ABSTRACT

In an essay dated to the late 1670s, Leibniz declares his allegiance to Socrates and to the Plato of the Phaedo against the modern revival of the Stoic and the Epicurean sects. The Epicurean materialism of Hobbes represents an obvious danger to piety, but Leibniz claims that the “sect of the new Stoics” led by Spinoza (and, by implication, Descartes) is no less dangerous. Although the new Stoics reject materialism, they nevertheless assert “a mechanical necessity in all things” that rules out final causes or purposes in the world.
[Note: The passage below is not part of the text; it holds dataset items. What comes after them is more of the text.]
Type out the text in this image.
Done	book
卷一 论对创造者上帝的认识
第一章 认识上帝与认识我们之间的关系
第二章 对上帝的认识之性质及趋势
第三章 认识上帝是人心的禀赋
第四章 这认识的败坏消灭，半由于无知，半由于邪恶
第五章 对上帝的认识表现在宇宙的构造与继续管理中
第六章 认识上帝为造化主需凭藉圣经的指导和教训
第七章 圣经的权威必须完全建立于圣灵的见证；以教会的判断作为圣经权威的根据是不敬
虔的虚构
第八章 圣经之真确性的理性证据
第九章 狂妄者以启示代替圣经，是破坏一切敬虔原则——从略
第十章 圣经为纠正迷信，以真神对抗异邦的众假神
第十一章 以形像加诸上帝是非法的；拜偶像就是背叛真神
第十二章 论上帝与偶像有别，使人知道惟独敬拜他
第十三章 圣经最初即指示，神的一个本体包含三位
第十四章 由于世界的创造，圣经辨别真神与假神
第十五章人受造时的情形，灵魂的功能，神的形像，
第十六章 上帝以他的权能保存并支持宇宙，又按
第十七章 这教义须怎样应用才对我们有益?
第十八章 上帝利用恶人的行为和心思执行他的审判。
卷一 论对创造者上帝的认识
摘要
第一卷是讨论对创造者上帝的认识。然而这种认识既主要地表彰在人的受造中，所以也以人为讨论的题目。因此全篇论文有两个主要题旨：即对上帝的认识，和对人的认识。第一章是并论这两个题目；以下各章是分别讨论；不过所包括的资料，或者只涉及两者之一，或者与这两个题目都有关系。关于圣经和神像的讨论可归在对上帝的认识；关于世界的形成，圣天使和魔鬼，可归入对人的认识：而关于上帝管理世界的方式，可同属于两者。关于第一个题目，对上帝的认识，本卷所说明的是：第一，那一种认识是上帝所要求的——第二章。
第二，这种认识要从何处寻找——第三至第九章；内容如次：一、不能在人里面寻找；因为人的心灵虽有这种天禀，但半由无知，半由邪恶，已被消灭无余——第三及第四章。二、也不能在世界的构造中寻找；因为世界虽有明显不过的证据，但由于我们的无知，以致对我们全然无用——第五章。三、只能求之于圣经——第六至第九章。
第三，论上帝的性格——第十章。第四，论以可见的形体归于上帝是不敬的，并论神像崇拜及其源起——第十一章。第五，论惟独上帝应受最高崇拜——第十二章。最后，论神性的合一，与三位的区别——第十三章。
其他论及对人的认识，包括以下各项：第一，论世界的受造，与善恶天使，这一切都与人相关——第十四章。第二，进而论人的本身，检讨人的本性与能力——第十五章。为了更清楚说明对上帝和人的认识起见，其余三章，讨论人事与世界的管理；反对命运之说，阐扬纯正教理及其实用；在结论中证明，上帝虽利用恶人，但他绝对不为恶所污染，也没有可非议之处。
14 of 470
On such a view, God could not be a transcendent, wise governor who chooses what is best, but at most a “blind” power immanent within the world (G VII 333; AG 282). 1 This complaint reflects an old worry about the Stoics, having appeared, for example, in late antiquity in Boethius and in modern times in Bramhall. 2 Leibniz would have been familiar with a version of the worry as articulated by Jacob Thomasius (his former teacher in Leipzig). 3 Accordingly, in criticizing the advocates of predestination among his contemporaries, Leibniz complains that they speak “as the Stoics do about fate” insofar as they maintain an “absolute necessity” arising out of the nature of the world itself (ex natura rei) that thereby subjects even God to fate (A IV.vii 508).